Third, no control group was recruited to compare the extent of musculoskeletal health problems with other medical or nonmedical disciplines.

In conclusion, the data reveal the high rate of musculoskeletal disorders. Consequently, the further implementation of ergonomic improvement and preventive methods will be necessary to keep pace with the rapidly growing volume and complexity of interventional GI endoscopy. Further interventional studies are mandatory to prevent work-related MSK health disorders in high-volume GI endoscopists.

Conclusion

The present study has addressed work-related musculoskeletal health disorders in German GI endoscopists for the first time. It was demonstrated that musculoskeletal health issues occur with a high prevalence in German high-volume endoscopists, leading to 82.8% (n = 125) participants suffering from musculoskeletal health issues while 76.8% (n = 116) participants stated a causal relationship between their endoscopic activity and the reported symptoms. As a result, a strong impact on absence from work (n = 15; 9.9%), personal health impairment by the need for medical treatment (n = 54; 35.8%) and reduction of leisure time activity (n = 55; 36.4%), and work performance by reduced work capacity (n = 24; 15.9%) has been demonstrated by our data. The age of participating endoscopists was identified to be significantly associated with an increased risk for the development of MSK health disorders (OR 1.05; 95%-CI 1.00–1.09; p = 0.04) while the professional experience (OR 1.04; 95%-CI 1.00–1.09; p = 0.06) and working time in endoscopy (OR 1.20; 95%-CI 1.00–1.37; p = 0.05) were identified as risk factors with a barely non-significant effect.

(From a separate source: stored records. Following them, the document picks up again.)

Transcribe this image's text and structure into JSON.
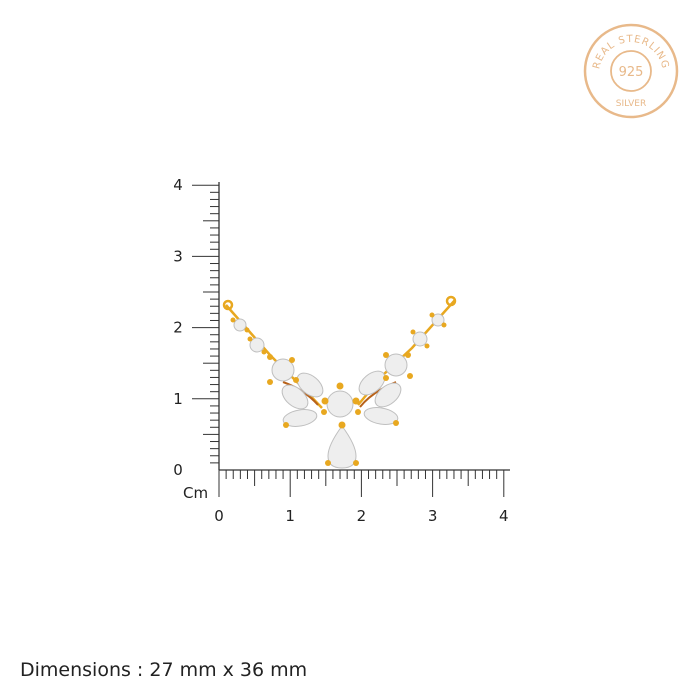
{
  "seal": {
    "top_text": "REAL STERLING",
    "center_text": "925",
    "bottom_text": "SILVER",
    "color": "#e8b98a"
  },
  "ruler": {
    "unit_label": "Cm",
    "x_ticks": [
      "0",
      "1",
      "2",
      "3",
      "4"
    ],
    "y_ticks": [
      "0",
      "1",
      "2",
      "3",
      "4"
    ],
    "range_cm": [
      0,
      4
    ],
    "minor_step_cm": 0.1,
    "color": "#333333"
  },
  "product": {
    "metal_color": "#e8a820",
    "stone_color": "#f2f2f2"
  },
  "dimensions": "Dimensions : 27 mm x 36 mm"
}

As a result of our work, risk groups have been identified (older and/or experienced endoscopists, endoscopists with high working time) who might benefit from specific health interventions, e.g., job rotations models and specific ergonomic interventions more than other practicing endoscopists. In general, the high prevalence of work-related musculoskeletal health issues indicates the necessity for ergonomic workplace optimization in GI endoscopy.

Overall, further interventional and observational studies for the prevention of work-related MSK health issues are widely requested by participating endoscopists and are mandatory to improve personal health and work performance.